Architecture of the Circulation, Dr. D. Penney

Figure 7.06. Veins. Schematic diagram of the regulation of the intrathoracic blood volume (right heart, pulmonary vascular bed and left heart) by the three components of the systemic venous system (splanchnic venous bed muscle and cutaneous veins). These three components adjust the intrathoracic volume and hence the filling pressure of the heart by active expulsion of blood due to contraction of the venous smooth muscle and by passive expulsion due to a decrease in venous distending pressure resulting from constriction of the precapillary resistance vessels. The latter will occur in the systemic venous bed with any stimulus that causes an increase in sympathetic outflow to the systemic resistance vessel or an increase in circulating catechalamines. In the skeletal muscles the compression of the veins by the contracting muscles is an additional but important means for their passive emptying.
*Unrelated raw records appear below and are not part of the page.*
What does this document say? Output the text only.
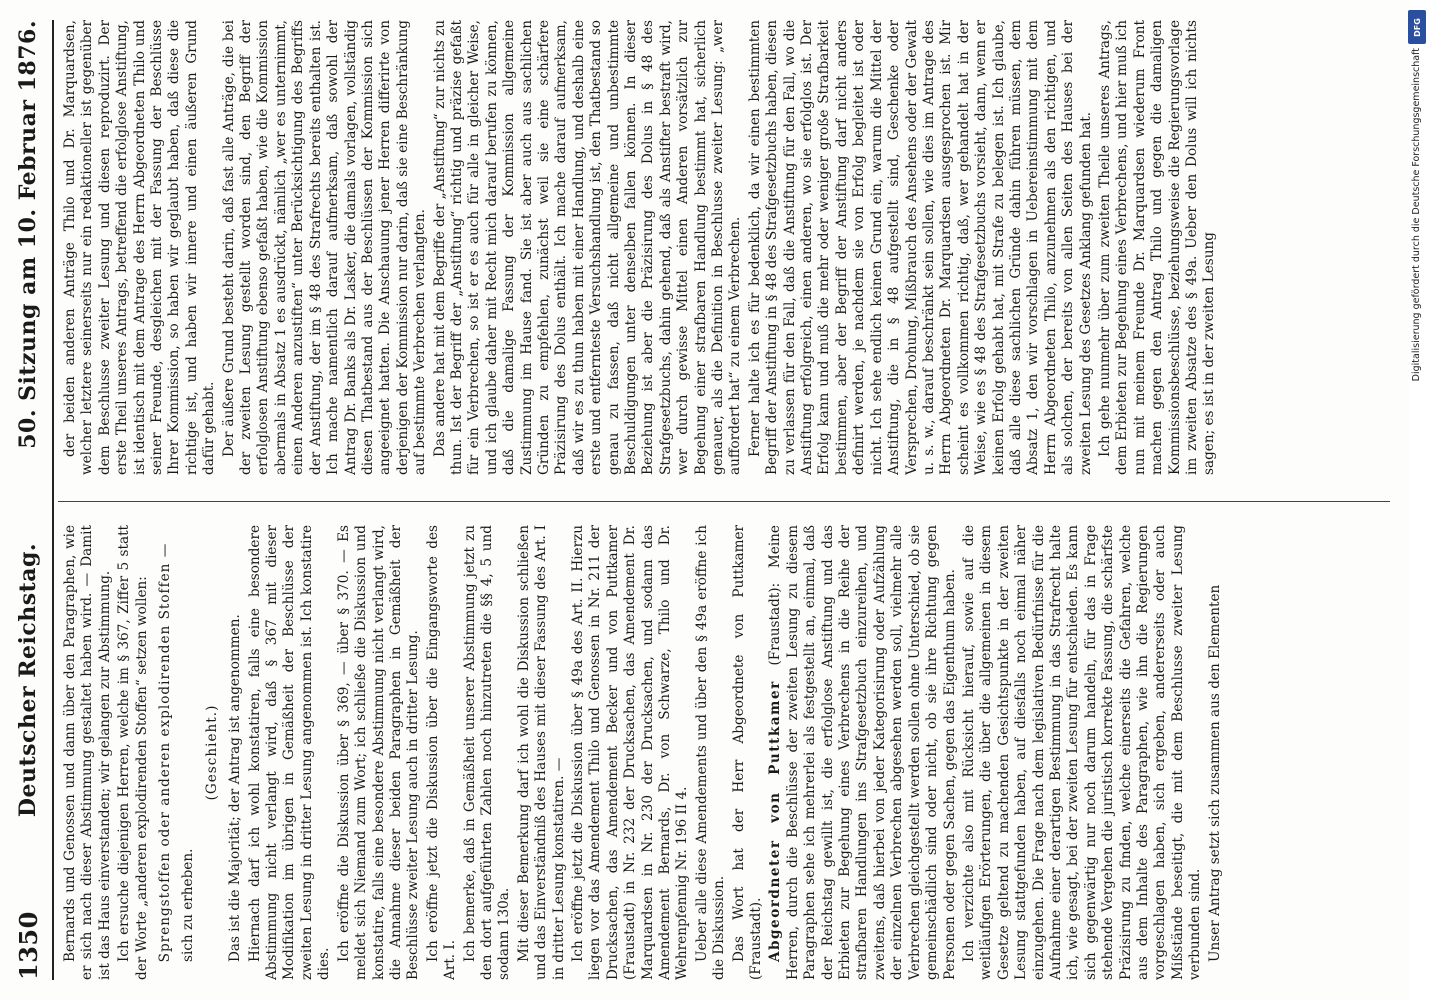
1350
Deutscher Reichstag.
50. Sitzung am 10. Februar 1876.
Bernards und Genossen und dann über den Paragraphen, wie er sich nach dieser Abstimmung gestaltet haben wird. — Damit ist das Haus einverstanden; wir gelangen zur Abstimmung. Ich ersuche diejenigen Herren, welche im § 367, Ziffer 5 statt der Worte „anderen explodirenden Stoffen“ setzen wollen: Sprengstoffen oder anderen explodirenden Stoffen — sich zu erheben.
(Geschieht.) Das ist die Majorität; der Antrag ist angenommen. Hiernach darf ich wohl konstatiren, falls eine besondere Abstimmung nicht verlangt wird, daß § 367 mit dieser Modifikation im übrigen in Gemäßheit der Beschlüsse der zweiten Lesung in dritter Lesung angenommen ist. Ich konstatire dies.
Ich eröffne die Diskussion über § 369, — über § 370. — Es meldet sich Niemand zum Wort; ich schließe die Diskussion und konstatire, falls eine besondere Abstimmung nicht verlangt wird, die Annahme dieser beiden Paragraphen in Gemäßheit der Beschlüsse zweiter Lesung auch in dritter Lesung. Ich eröffne jetzt die Diskussion über die Eingangsworte des Art. I. Ich bemerke, daß in Gemäßheit unserer Abstimmung jetzt zu den dort aufgeführten Zahlen noch hinzutreten die §§ 4, 5 und sodann 130a. Mit dieser Bemerkung darf ich wohl die Diskussion schließen und das Einverständniß des Hauses mit dieser Fassung des Art. I in dritter Lesung konstatiren. — Ich eröffne jetzt die Diskussion über § 49a des Art. II. Hierzu liegen vor das Amendement Thilo und Genossen in Nr. 211 der Drucksachen, das Amendement Becker und von Puttkamer (Fraustadt) in Nr. 232 der Drucksachen, das Amendement Dr. Marquardsen in Nr. 230 der Drucksachen, und sodann das Amendement Bernards, Dr. von Schwarze, Thilo und Dr. Wehrenpfennig Nr. 196 II 4. Ueber alle diese Amendements und über den § 49a eröffne ich die Diskussion. Das Wort hat der Herr Abgeordnete von Puttkamer (Fraustadt). Abgeordneter von Puttkamer (Fraustadt): Meine Herren, durch die Beschlüsse der zweiten Lesung zu diesem Paragraphen sehe ich mehrerlei als festgestellt an, einmal, daß der Reichstag gewillt ist, die erfolglose Anstiftung und das Erbieten zur Begehung eines Verbrechens in die Reihe der strafbaren Handlungen ins Strafgesetzbuch einzureihen, und zweitens, daß hierbei von jeder Kategorisirung oder Aufzählung der einzelnen Verbrechen abgesehen werden soll, vielmehr alle Verbrechen gleichgestellt werden sollen ohne Unterschied, ob sie gemeinschädlich sind oder nicht, ob sie ihre Richtung gegen Personen oder gegen Sachen, gegen das Eigenthum haben. Ich verzichte also mit Rücksicht hierauf, sowie auf die weitläufigen Erörterungen, die über die allgemeinen in diesem Gesetze geltend zu machenden Gesichtspunkte in der zweiten Lesung stattgefunden haben, auf diesfalls noch einmal näher einzugehen. Die Frage nach dem legislativen Bedürfnisse für die Aufnahme einer derartigen Bestimmung in das Strafrecht halte ich, wie gesagt, bei der zweiten Lesung für entschieden. Es kann sich gegenwärtig nur noch darum handeln, für das in Frage stehende Vergehen die juristisch korrekte Fassung, die schärfste Präzisirung zu finden, welche einerseits die Gefahren, welche aus dem Inhalte des Paragraphen, wie ihn die Regierungen vorgeschlagen haben, sich ergeben, andererseits oder auch Mißstände beseitigt, die mit dem Beschlusse zweiter Lesung verbunden sind. Unser Antrag setzt sich zusammen aus den Elementen
der beiden anderen Anträge Thilo und Dr. Marquardsen, welcher letztere seinerseits nur ein redaktioneller ist gegenüber dem Beschlusse zweiter Lesung und diesen reproduzirt. Der erste Theil unseres Antrags, betreffend die erfolglose Anstiftung, ist identisch mit dem Antrage des Herrn Abgeordneten Thilo und seiner Freunde, desgleichen mit der Fassung der Beschlüsse Ihrer Kommission, so haben wir geglaubt haben, daß diese die richtige ist, und haben wir innere und einen äußeren Grund dafür gehabt. Der äußere Grund besteht darin, daß fast alle Anträge, die bei der zweiten Lesung gestellt worden sind, den Begriff der erfolglosen Anstiftung ebenso gefaßt haben, wie die Kommission abermals in Absatz 1 es ausdrückt, nämlich „wer es unternimmt, einen Anderen anzustiften“ unter Berücksichtigung des Begriffs der Anstiftung, der im § 48 des Strafrechts bereits enthalten ist. Ich mache namentlich darauf aufmerksam, daß sowohl der Antrag Dr. Banks als Dr. Lasker, die damals vorlagen, vollständig diesen Thatbestand aus der Beschlüssen der Kommission sich angeeignet hatten. Die Anschauung jener Herren differirte von derjenigen der Kommission nur darin, daß sie eine Beschränkung auf bestimmte Verbrechen verlangten. Das andere hat mit dem Begriffe der „Anstiftung“ zur nichts zu thun. Ist der Begriff der „Anstiftung“ richtig und präzise gefaßt für ein Verbrechen, so ist er es auch für alle in gleicher Weise, und ich glaube daher mit Recht mich darauf berufen zu können, daß die damalige Fassung der Kommission allgemeine Zustimmung im Hause fand. Sie ist aber auch aus sachlichen Gründen zu empfehlen, zunächst weil sie eine schärfere Präzisirung des Dolus enthält. Ich mache darauf aufmerksam, daß wir es zu thun haben mit einer Handlung, und deshalb eine erste und entfernteste Versuchshandlung ist, den Thatbestand so genau zu fassen, daß nicht allgemeine und unbestimmte Beschuldigungen unter denselben fallen können. In dieser Beziehung ist aber die Präzisirung des Dolus in § 48 des Strafgesetzbuchs, dahin gehend, daß als Anstifter bestraft wird, wer durch gewisse Mittel einen Anderen vorsätzlich zur Begehung einer strafbaren Handlung bestimmt hat, sicherlich genauer, als die Definition in Beschlusse zweiter Lesung: „wer auffordert hat“ zu einem Verbrechen. Ferner halte ich es für bedenklich, da wir einen bestimmten Begriff der Anstiftung in § 48 des Strafgesetzbuchs haben, diesen zu verlassen für den Fall, daß die Anstiftung für den Fall, wo die Anstiftung erfolgreich, einen anderen, wo sie erfolglos ist. Der Erfolg kann und muß die mehr oder weniger große Strafbarkeit bestimmen, aber der Begriff der Anstiftung darf nicht anders definirt werden, je nachdem sie von Erfolg begleitet ist oder nicht. Ich sehe endlich keinen Grund ein, warum die Mittel der Anstiftung, die in § 48 aufgestellt sind, Geschenke oder Versprechen, Drohung, Mißbrauch des Ansehens oder der Gewalt u. s. w., darauf beschränkt sein sollen, wie dies im Antrage des Herrn Abgeordneten Dr. Marquardsen ausgesprochen ist. Mir scheint es vollkommen richtig, daß, wer gehandelt hat in der Weise, wie es § 48 des Strafgesetzbuchs vorsieht, dann, wenn er keinen Erfolg gehabt hat, mit Strafe zu belegen ist. Ich glaube, daß alle diese sachlichen Gründe dahin führen müssen, dem Absatz 1, den wir vorschlagen in Uebereinstimmung mit dem Herrn Abgeordneten Thilo, anzunehmen als den richtigen, und als solchen, der bereits von allen Seiten des Hauses bei der zweiten Lesung des Gesetzes Anklang gefunden hat. Ich gehe nunmehr über zum zweiten Theile unseres Antrags, dem Erbieten zur Begehung eines Verbrechens, und hier muß ich nun mit meinem Freunde Dr. Marquardsen wiederum Front machen gegen den Antrag Thilo und gegen die damaligen Kommissionsbeschlüsse, beziehungsweise die Regierungsvorlage im zweiten Absatze des § 49a. Ueber den Dolus will ich nichts sagen; es ist in der zweiten Lesung	Digitalisierung gefördert durch die Deutsche Forschungsgemeinschaft
DFG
While the active expulsion of blood from the splanchnic venous bed is controlled by mechanorefelxes and chemoreflexes from the carotid sinus region, the aortic arch, the heart and lungs and the skeletal muscles, that from the cutaneous veins is governed mainly by local and central changes in temperature, by respiratory reflexes and by emotion. The veins of the skeletal muscles have little or no sympathetic innervation, but like the splanchnic venous bed and the cutaneous veins they can be constricted by circulating catecholamines.